Um primeiro desafio era representado pela expansão de vários grupos e movimentos de fiéis que, embora inspirados por um desejo legítimo de vida cristã autêntica, se punham com frequência fora da comunhão eclesial. Estavam em profunda oposição com a Igreja rica e bonita que se tinha desenvolvido precisamente com o florescimento do monaquismo. Nas recentes Catequeses reflecti sobre a comunidade monástica de Cluny, que atraía cada vez mais jovens e portanto forças vitais, assim como bens e riquezas. Logicamente, num primeiro momento desenvolveu-se assim uma Igreja rica de propriedades e inclusive de imóveis. A esta Igreja opôs-se a ideia de que Cristo veio à terra pobre e que a verdadeira Igreja deveria ser precisamente a Igreja dos pobres; assim, o desejo de uma verdadeira autenticidade cristã opôs-se à realidade da Igreja empírica. Trata-se dos chamados movimentos pauperistas da Idade Média. Eles contestavam asperamente o modo de viver dos sacerdotes e dos monges dessa época, acusados de ter traído o Evangelho e de não praticar a pobreza como os primeiros cristãos, e estes movimentos opuseram ao ministério dos Bispos uma sua "hierarquia paralela". Além disso, para justificar as próprias escolhas, difundiram doutrinas incompatíveis com a fé católica. Por exemplo, o movimento dos Cátaros ou Albigenses voltou a propor antigas heresias, como a desvalorização e o desprezo do mundo material – a oposição contra a riqueza torna-se rapidamente oposição contra a realidade material enquanto tal – a negação da vontade livre, e depois o dualismo, a existência de um segundo princípio do mal equiparado com Deus. Estes movimentos tiveram sucesso, especialmente na França e na Itália, não só pela sua organização sólida, mas também porque denunciavam uma desordem real na Igreja, causada pelo comportamento pouco exemplar de vários representantes do clero.
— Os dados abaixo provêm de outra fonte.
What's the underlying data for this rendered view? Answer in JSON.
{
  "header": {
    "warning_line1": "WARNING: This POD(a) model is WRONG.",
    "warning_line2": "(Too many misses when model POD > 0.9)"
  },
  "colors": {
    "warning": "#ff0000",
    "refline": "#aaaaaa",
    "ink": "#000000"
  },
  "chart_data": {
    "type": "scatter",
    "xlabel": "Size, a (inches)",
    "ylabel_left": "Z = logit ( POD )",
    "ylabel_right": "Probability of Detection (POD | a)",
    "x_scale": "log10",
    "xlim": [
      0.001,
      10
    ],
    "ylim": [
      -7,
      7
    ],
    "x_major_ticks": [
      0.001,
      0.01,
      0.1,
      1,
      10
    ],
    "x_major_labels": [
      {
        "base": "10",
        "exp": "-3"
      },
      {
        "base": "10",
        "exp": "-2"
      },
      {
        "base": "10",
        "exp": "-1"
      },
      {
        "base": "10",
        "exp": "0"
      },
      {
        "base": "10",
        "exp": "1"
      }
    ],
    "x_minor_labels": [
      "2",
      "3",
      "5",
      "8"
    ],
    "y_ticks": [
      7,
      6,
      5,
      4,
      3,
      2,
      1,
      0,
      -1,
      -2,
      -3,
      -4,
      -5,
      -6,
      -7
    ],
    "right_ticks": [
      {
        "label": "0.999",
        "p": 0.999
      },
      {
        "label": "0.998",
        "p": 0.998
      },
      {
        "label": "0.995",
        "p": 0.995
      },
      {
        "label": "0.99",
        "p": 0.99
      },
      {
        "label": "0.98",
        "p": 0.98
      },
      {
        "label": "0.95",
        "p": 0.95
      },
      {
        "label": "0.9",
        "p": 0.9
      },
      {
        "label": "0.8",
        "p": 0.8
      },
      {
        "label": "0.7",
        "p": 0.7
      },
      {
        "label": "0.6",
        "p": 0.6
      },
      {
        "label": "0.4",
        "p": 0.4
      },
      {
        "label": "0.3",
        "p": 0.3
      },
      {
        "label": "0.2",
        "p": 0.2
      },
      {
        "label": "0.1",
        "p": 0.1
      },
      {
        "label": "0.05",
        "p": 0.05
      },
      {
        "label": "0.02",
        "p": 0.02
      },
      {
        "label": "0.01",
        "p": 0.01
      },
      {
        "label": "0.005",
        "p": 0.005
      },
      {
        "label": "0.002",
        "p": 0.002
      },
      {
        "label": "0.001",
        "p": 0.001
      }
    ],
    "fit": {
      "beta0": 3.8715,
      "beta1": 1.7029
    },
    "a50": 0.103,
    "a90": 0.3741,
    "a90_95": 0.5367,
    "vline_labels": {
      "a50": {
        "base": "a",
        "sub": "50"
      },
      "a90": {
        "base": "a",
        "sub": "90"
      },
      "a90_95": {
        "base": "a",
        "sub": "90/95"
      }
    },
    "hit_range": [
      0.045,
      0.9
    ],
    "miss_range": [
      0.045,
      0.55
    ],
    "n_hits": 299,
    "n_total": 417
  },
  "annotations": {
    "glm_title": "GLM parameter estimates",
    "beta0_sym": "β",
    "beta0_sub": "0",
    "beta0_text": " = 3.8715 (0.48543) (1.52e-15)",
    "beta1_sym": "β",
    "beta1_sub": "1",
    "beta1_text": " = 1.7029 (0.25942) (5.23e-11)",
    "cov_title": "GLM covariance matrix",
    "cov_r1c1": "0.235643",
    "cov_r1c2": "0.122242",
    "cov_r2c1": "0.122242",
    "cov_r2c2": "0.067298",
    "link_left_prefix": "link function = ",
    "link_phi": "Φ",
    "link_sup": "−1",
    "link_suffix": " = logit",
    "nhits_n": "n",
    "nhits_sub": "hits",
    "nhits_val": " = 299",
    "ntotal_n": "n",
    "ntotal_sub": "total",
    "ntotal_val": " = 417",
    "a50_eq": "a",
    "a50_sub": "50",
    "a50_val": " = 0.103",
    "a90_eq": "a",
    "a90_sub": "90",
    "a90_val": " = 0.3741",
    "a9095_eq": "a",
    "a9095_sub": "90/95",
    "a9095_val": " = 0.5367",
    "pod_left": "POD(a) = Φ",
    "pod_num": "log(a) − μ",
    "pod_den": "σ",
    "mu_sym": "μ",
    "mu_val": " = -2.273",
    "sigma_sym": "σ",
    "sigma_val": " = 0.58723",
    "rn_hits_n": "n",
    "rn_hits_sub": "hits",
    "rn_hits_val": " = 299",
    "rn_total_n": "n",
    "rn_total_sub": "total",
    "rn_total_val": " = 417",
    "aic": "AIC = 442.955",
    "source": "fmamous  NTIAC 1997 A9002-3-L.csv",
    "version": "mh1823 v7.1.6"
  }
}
Na esteira dos seus Fundadores, os Franciscanos e os Dominicanos mostraram, ao contrário, a verdade do Evangelho como tal, sem se separar da Igreja; mostraram que a Igreja permanece o verdadeiro e autêntico lugar do Evangelho e da Escritura. Aliás, Domingos e Francisco hauriram a força do seu testemunho precisamente da sua comunhão com a Igreja e com o papado. Com uma escolha totalmente original na história da vida consagrada, os Membros destas Ordens não só renunciavam à posse de bens pessoais, como faziam os mongens desde a antiguidade, mas nem sequer queriam que terrenos e bens imóveis passassem para o nome da comunidade. Assim tencionavam dar testemunho de uma vida extremamente sóbria, para ser solidários com os pobres e confiar apenas na Providência, viver todos os dias da Providência, da confiança de se colocar nas mãos de Deus. Este estilo pessoal e comunitário das Ordens Mendicantes, unido à adesão total ao ensinamento da Igreja e à sua autoridade, foi muito apreciado pelos Pontífices dessa época, como Inocêncio III e Honório III, que ofereceram o seu pleno apoio a estas novas experiências eclesiais, reconhecendo nelas a voz do Espírito. E os frutos não faltaram: os grupos pauperistas que se tinham separado da Igreja voltaram a entrar na comunhão eclesial ou, lentamente, redimensionaram-se até desaparecer. Também hoje, embora vivamos numa sociedade em que muitas vezes prevalece o "ter" sobre o "ser", somos muito sensíveis aos exemplos de pobreza e de solidariedade, que os crentes oferecem com opções intrépidas. Também hoje não faltam iniciativas semelhantes: os movimentos, que começam realmente a partir da novidade do Evangelho e vivem-no com radicalidade no hoje, colocando-se nas mãos de Deus, para servir o próximo. O mundo, como recordava Paulo VI na Evangelii nuntiandi, ouve de bom grado os mestres, quando eles são também testemunhas. Trata-se de uma lição que nunca pode ser esquecida na obra de difusão do Evangelho: viver primeiro aquilo que se anuncia, ser espelho da caridade divina.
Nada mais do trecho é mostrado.